J'ai gardé un très bon souvenir du film Le Complexe du Castor que j'ai vu il y a quelques temps maintenant, et j'avais donc hâte de retrouver Madame Jodie Foster derrière la caméra.
Premièrement, la réalisation est précise et soignée, ce qui sert le propos et retranscrit à merveille toute la brutalité et la violence -aussi bien physique que morale- qui transpirent de ce long métrage.


Deuxièmement, le thème du film m'a forcément beaucoup plu, et je trouve qu'il a été traité avec beaucoup de justesse et de finesse.
Lorsqu'on s'attelle à une critique de la finance folle et de ses dérives, le risque est grand de vite s'engluer dans la caricature et l'hyberbole.
Je salue à ce titre le gros travail effectué par Foster pour ne pas tomber dans le manichéisme le plus élémentaire.
L'absence de parti pris et la neutralité dans le traitement du sujet me semblent donc fondamentales à souligner.


Money Monster se veut avant tout humaniste, et c'est là sa grande qualité; le présentateur télé qui peut paraître désinvolte et arrogant redevient un simple humain dès lors que sa vie est en jeu.
La réalité chasse alors toutes ces gesticulations médiatico-financières, et cet avatar clownesque d'un système hors-sol reprend chair par le biais le plus élémentaire -et donc humain- : la peur.
A noter également que l'idée de prise d'otage s'applique ici aussi bien au sens propre -Lee pris au piège sur son plateau de télévision- que figuré -Kyle Budwell, victime collatérale d'un système glouton et perfide-.
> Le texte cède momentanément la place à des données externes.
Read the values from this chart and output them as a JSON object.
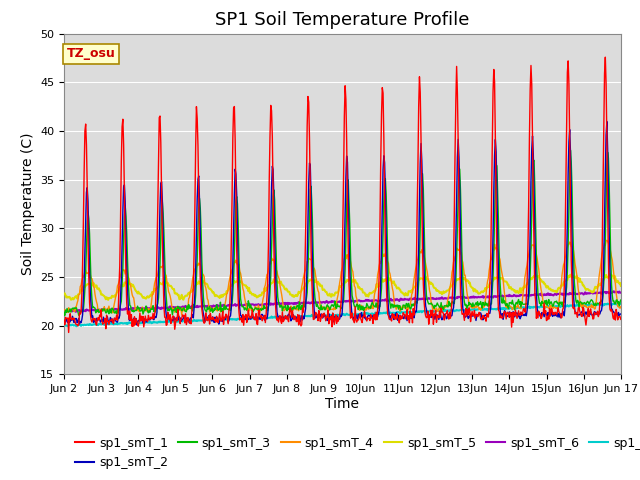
{
  "title": "SP1 Soil Temperature Profile",
  "ylabel": "Soil Temperature (C)",
  "xlabel": "Time",
  "tz_label": "TZ_osu",
  "ylim": [
    15,
    50
  ],
  "series_colors": {
    "sp1_smT_1": "#FF0000",
    "sp1_smT_2": "#0000BB",
    "sp1_smT_3": "#00BB00",
    "sp1_smT_4": "#FF8C00",
    "sp1_smT_5": "#DDDD00",
    "sp1_smT_6": "#9900BB",
    "sp1_smT_7": "#00CCCC"
  },
  "background_color": "#DCDCDC",
  "grid_color": "#FFFFFF",
  "legend_fontsize": 9,
  "title_fontsize": 13,
  "tick_fontsize": 8,
  "axis_label_fontsize": 10
}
Par ailleurs, l'écriture scénaristique, assez poussée, m'a déçu par son côté très conventionnel et hollywoodien; j'y ai perçu une forme de retenue, comme si au moment où l'intrigue allait déraper et soudain tout emporter sur son passage, il fallait la stopper sous prétexte de codes aussi injustifiés que rigides, visant à s'adresser à un spectateur lambda.
Je doute que Jodie Foster ait eu droit au final cut, car d'après moi le film en aurait été bien plus intéressant car plus poussé mais aussi à la fois plus épuré.


Je regrette notamment cet espèce de défilé de figures imposés : Diane la working-girl trentenaire à qui tout réussit, qui sort avec son boss, lui-même marié.
(Tout ça pour justifier le fait qu'elle puisse obtenir les informations si importantes pour le coincer)
Je trouve qu'il y a des facilités dans le scénario, quelque chose manque.
J'aurais bien vu un 2heures15/20 pour ce film, afin de davantage creuser les personnages dont la complexité est à peine effleurée.
Le personnage de Julia Roberts est assez anecdotique, desservi par une interprétation suffisante de l'actrice qui se contente de faire ce qu'elle connaît.
Le film tombe ainsi bien trop souvent dans la facilité et le déjà-vu, et l'impression globale qu'il donne est assez frustrante.


Bref, un film qui propose, aussi bien du fait de son sujet que de son scénario, une expérience singulière et unique de cinéma, mais qui pèche par une exécution bien trop formelle et aseptisée. Quelques grains de génie fosteriens viennent toutefois pimenter le visionnage et rehaussent la prestation globale, en parallèle d'une interprétation honnête bien que facile de Georgie.